Avec le temps tout se règle. Il me fallait auparavant aller au bout du chemin, affronter les pentes et les cailloux, la chaleur et la soif, le désespoir et l’épuisement. Il me fallait affronter seul cette épreuve pour entrevoir dans la pierre, non pas un obstacle mais une nouvelle fondation. Et pendant tout ce temps, tu étais là, dans mes pensées, dans l’ombre ou dans la lumière. Tu étais là à chaque instant et tu n’imagineras jamais la force que tu m’as donné. J’en suis même presque honteux car je sais les épreuves que tu as traversées, peut-être encore plus seule que moi…
Avec le temps, tout se règle. Et je n’oublie jamais les élans qui nous ont poussé l’un vers l’autre.
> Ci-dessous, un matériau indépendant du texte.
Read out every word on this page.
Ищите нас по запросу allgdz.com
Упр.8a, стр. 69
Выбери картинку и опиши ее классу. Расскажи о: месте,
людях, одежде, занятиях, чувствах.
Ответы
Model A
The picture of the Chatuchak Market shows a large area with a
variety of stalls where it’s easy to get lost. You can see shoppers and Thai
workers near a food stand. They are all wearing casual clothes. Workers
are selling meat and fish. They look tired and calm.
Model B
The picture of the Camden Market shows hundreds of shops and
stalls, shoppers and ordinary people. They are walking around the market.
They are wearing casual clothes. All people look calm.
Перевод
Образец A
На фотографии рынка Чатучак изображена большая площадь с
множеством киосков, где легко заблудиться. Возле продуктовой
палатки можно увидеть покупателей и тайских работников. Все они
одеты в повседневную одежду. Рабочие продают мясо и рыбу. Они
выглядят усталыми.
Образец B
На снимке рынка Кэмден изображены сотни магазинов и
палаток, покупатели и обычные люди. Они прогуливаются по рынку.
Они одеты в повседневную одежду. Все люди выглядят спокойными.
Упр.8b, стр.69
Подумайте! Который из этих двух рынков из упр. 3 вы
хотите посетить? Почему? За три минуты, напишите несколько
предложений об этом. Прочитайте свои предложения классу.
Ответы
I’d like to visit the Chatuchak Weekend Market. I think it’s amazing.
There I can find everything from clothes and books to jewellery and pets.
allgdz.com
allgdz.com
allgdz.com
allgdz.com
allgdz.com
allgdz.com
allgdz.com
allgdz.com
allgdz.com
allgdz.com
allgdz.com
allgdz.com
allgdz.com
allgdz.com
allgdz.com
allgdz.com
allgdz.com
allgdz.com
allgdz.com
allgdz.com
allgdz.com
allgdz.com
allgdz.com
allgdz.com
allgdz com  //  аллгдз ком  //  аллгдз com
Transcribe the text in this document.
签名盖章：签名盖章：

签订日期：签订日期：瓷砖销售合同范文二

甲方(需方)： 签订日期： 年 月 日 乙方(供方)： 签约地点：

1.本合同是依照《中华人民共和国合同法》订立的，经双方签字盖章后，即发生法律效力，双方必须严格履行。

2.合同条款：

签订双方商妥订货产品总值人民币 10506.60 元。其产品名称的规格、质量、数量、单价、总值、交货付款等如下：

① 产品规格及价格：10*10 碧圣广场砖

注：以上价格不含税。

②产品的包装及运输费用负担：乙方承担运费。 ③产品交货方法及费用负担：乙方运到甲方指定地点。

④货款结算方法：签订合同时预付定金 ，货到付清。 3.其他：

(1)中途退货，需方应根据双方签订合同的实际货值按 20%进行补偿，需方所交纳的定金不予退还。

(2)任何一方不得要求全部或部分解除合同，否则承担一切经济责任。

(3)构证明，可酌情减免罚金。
A l’époque tu étais plus solide que moi, malgré tout ce que tu pourrais croire. Je ne voulais pas t’embarquer dans une relation qui t’aurait fragilisée, tant ta reconstruction était source d’inspiration pour moi.
Avec le temps tout se
règle. Et j’ai conservé intact le parfum de ta peau, les notes florales d’un
parfum de femme enfant, deux fossettes au coin de tes joues qui donnent envie
d’y croquer à pleine bouche, le petit pli au coin de tes paupières quand tu
ris, la danse de tes doigts quand tu parles. J’ai tout observé tu sais… Et j’ai lu
dans ton cœur ce simple mot : « Nankurunaisa » !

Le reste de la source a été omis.